Taoism has a concept called wu-wei, or doing nothing. What it really means is doing nothing to obstruct, perceiving the Way and co-operating with it. If you sow seed corn in December, there won’t be much of a harvest. It’s perceived to be the will of heaven that you sow the seed at the proper time. The Chinese universe is a sell-correcting system, but humanity is one element in the cosmic triad and must participate in the process. My active search for a good horoscope was wu-wei, a microcosm of that universal tendency towards equilibrium.

If the heart is right, it overrides all the inauspiciousness in the world. This moral is contained in the story of the bad-tempered feng shui master who lost his way travelling in rural China on a hot day. Coming upon a poor woman working in the fields, he asked her for water, explaining that he hadn’t had anything to drink for hours. She brought him a bowl of water, but scattered chaff on the surface, so that he was annoyed by having to stop drinking and blow the chaff away. To pay her back for her action, he recommended her to move to another spot which he knew had disastrous feng shui. Five years later, he came back to the same place, and was staggered to see how wealthy the family had become. He asked her how this could have come about, explaining that he’d told her to move to an unlucky spot. She was horrified, and asked him how she had offended him, so he told her about the water and the chaff.
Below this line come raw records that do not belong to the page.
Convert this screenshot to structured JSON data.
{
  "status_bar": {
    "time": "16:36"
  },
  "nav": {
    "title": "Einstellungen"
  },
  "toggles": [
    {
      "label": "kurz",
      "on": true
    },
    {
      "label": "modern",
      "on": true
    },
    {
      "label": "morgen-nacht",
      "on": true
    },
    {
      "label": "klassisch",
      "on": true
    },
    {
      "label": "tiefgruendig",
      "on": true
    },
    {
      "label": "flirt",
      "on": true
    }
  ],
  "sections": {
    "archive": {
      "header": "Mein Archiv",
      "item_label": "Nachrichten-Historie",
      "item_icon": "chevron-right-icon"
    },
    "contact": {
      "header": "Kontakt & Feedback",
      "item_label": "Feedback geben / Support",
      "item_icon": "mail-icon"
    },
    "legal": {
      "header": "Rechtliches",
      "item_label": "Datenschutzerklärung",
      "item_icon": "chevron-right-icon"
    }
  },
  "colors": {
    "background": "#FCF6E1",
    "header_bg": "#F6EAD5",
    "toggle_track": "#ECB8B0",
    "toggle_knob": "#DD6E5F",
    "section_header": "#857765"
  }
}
She explained that she had scattered the chaff across the water to stop him drinking too fast and making himself ill. This was why he had done her no harm: her good intent had been stronger than his malice.

The cynic in me wants to describe this as a get-out clause. My answer to myself is another question: if I’d stayed with my first horoscope, would the plane have been hijacked? This proves that I have absorbed some of the Chinese ability to think in two ways at once. Apparently illogical it may be, but it’s a useful quality for a novelist, who has to live within all her characters. Or, to take another Chinese example: bamboo is strong because it gives way to tempest. In Hong Kong bamboo scaffolding is used on all construction sites, because it is flexible enough to survive the periodic assault of typhoons. The high buildings also move in the wind. The virtuous man of Chinese tradition is like bamboo because he can adapt to changing realities without losing his integrity: a useful moral for dogmatists of all persuasions.